Hippocampe a écrit : ↑sam. 04 oct. 2025, 19:46Bof, pourquoi cette croyance ?
Les usages que j'ai en mémoire et aussi certaines définitions
Contraindre qqn à faire qqch., lui imposer de faire qqch. contre sa volonté. ➙ forcer, obliger. au passif Être contraint de (+ infinitif). Elle a été contrainte d'accepter.
- Le Robert
Forcer quelqu'un à agir contre sa volonté
- Le Littré
Obliger quelqu' un par force, par violence ou par quelque grave considération, à faire quelque chose contre son gré.
DAF 8e édition.
Ubique, discipulus. - Corrigez-moi, j'aime ça. Je ne suis pas sûr des passages que j'écris en rouge.
Perkele a écrit : ↑sam. 04 oct. 2025, 19:47
Il est vrai qu'au aurait plus tendance à contraindre à faire plutôt qu'à ne pas faire, mais cela d-ne me semble pas impossible.
Tout à fait, mais je cherche encore des exemples en faveur du contraire.
Ubique, discipulus. - Corrigez-moi, j'aime ça. Je ne suis pas sûr des passages que j'écris en rouge.
Il est exact que dans beaucoup de circonstances, on pourrait remplacer "contraint de ne pas + infinitif" par "empêché de + infinitif", mais il y a quand même parfois une nuance, notamment quand la contrainte est d'ordre psychologique plus que de pure force.
À l'article "Gueux", la TLFi indique : « Celui, celle que la pauvreté contraint à ne pas maintenir un train de vie correspondant à sa condition sociale, à ses désirs »

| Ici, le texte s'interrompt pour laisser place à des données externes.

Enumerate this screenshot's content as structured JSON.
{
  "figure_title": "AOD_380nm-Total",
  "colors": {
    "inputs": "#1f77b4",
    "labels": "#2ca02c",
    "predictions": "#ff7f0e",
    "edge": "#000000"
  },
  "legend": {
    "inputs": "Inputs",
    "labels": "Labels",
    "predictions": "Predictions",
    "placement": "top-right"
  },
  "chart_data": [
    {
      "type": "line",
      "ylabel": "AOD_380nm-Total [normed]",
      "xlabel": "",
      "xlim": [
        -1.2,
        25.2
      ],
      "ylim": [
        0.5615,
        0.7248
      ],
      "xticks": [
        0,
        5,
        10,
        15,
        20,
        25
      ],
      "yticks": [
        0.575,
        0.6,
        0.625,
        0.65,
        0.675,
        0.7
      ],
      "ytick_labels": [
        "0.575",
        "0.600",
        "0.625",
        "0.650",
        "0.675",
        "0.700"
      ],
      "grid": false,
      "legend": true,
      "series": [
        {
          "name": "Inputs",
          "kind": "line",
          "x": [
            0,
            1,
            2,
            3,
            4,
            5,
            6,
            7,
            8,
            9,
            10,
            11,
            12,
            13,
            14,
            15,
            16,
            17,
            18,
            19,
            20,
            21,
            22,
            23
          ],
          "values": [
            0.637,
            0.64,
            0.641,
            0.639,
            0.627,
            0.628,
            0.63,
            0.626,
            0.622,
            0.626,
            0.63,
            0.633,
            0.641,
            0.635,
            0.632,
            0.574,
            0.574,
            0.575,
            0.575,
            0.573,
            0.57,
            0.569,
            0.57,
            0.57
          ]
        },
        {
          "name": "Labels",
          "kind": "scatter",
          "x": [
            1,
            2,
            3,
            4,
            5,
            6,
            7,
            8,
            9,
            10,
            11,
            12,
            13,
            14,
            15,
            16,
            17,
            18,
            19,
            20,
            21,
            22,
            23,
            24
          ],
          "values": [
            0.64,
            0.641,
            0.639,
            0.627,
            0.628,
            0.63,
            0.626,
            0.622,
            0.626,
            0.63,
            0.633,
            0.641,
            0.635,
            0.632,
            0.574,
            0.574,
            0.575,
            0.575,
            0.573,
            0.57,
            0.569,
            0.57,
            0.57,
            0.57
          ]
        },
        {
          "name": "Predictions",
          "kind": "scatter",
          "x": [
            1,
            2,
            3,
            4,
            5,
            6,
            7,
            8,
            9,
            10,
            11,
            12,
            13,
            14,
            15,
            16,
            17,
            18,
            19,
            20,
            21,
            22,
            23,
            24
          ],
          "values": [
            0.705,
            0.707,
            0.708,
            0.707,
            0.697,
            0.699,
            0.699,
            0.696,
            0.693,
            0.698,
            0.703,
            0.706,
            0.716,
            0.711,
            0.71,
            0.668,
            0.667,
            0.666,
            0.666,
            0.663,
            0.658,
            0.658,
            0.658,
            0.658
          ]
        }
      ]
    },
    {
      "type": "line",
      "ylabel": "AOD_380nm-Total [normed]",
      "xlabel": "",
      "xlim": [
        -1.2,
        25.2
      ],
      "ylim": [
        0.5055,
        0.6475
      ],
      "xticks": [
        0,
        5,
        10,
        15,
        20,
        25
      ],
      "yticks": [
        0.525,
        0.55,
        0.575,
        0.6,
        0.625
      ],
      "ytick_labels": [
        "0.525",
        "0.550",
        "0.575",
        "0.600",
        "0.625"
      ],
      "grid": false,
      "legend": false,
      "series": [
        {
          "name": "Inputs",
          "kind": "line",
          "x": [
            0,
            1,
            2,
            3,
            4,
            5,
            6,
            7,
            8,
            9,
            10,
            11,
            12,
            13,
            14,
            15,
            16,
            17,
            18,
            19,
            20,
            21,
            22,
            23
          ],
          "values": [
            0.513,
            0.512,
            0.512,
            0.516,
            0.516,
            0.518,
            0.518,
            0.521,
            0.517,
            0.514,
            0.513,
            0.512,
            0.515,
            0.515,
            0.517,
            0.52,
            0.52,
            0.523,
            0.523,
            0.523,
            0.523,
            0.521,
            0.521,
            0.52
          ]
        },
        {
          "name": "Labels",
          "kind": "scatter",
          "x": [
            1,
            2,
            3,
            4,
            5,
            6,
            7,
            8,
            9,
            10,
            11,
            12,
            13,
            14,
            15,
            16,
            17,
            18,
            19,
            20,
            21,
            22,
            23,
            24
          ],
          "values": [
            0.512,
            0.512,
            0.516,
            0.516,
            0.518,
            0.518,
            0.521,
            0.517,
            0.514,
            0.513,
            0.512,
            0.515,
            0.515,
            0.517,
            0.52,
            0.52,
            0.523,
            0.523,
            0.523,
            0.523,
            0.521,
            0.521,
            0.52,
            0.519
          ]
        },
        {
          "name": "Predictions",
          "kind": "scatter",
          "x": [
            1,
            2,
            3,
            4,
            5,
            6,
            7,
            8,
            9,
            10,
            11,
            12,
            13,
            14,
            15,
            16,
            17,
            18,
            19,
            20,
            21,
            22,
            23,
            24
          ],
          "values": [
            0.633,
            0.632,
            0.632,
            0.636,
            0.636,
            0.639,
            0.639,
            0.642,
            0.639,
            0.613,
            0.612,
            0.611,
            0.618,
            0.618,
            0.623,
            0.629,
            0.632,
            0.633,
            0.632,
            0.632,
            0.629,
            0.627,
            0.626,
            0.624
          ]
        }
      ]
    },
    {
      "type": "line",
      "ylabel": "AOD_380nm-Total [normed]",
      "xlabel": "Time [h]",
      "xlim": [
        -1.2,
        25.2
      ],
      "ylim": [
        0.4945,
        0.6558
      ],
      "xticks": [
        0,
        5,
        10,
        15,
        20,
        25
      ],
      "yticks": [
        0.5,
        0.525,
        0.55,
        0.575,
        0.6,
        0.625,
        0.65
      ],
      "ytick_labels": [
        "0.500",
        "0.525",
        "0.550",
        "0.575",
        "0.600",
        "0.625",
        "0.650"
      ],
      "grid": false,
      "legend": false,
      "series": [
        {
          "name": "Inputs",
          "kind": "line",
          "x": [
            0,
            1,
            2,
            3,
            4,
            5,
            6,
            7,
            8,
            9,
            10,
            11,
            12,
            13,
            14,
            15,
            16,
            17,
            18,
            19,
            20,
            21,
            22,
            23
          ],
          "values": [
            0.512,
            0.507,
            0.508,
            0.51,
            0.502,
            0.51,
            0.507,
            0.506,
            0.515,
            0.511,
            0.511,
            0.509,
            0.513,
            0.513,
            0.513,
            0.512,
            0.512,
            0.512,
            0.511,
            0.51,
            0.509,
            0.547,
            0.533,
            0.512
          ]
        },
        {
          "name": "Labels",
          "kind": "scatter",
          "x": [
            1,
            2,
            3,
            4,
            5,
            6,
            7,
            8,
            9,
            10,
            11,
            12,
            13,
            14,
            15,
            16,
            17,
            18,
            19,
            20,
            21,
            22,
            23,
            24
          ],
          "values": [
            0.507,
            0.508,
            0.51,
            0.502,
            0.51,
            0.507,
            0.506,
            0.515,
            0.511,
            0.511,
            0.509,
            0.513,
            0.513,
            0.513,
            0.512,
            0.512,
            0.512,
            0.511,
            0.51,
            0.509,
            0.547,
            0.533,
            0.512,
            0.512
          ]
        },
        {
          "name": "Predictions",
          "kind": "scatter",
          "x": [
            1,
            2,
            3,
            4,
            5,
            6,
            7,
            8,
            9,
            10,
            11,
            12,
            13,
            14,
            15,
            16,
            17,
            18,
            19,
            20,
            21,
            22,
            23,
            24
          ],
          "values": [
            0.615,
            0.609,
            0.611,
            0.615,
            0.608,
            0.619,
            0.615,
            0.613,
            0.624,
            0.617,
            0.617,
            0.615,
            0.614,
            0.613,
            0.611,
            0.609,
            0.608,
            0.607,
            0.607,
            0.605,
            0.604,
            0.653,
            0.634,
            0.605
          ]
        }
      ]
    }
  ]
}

On pourrait très bien dire : « Celui, celle qui est contraint(e) par sa pauvreté de/à ne pas maintenir un train de vie correspondant à sa condition sociale, à ses désirs. »
Leclerc92 a écrit : ↑sam. 04 oct. 2025, 20:47
À l'article "Gueux", la TLFi indique : « Celui, celle que la pauvreté contraint à ne pas maintenir un train de vie correspondant à sa condition sociale, à ses désirs »
Magnifique, et merci pour les liens que je rajoute vite à mes outils de recherche.
Ubique, discipulus. - Corrigez-moi, j'aime ça. Je ne suis pas sûr des passages que j'écris en rouge.
Yeva Agetuya a écrit : ↑sam. 04 oct. 2025, 20:59
Pour le "contraindre de ne pas faire" d'Augustin, le verbe faire n'a pas d'antonyme.
Mais "contraints de ne pas voter" sonne bizarrement car on pouvait écrire "contraints de s'abstenir".
Bien vu.
Ubique, discipulus. - Corrigez-moi, j'aime ça. Je ne suis pas sûr des passages que j'écris en rouge.
Yeva Agetuya a écrit : ↑sam. 04 oct. 2025, 20:59
Pour le "contraindre de ne pas faire" d'Augustin, le verbe faire n'a pas d'antonyme.
Mais "contraints de ne pas voter" sonne bizarrement car on pouvait écrire "contraints de s'abstenir".
Le fait de n'avoir pas d'antonyme est indifférent pour la validité de la syntaxe dont on ne conçoit pas qu'elle serait valide uniquement pour certains verbes et invalide pour d'autres.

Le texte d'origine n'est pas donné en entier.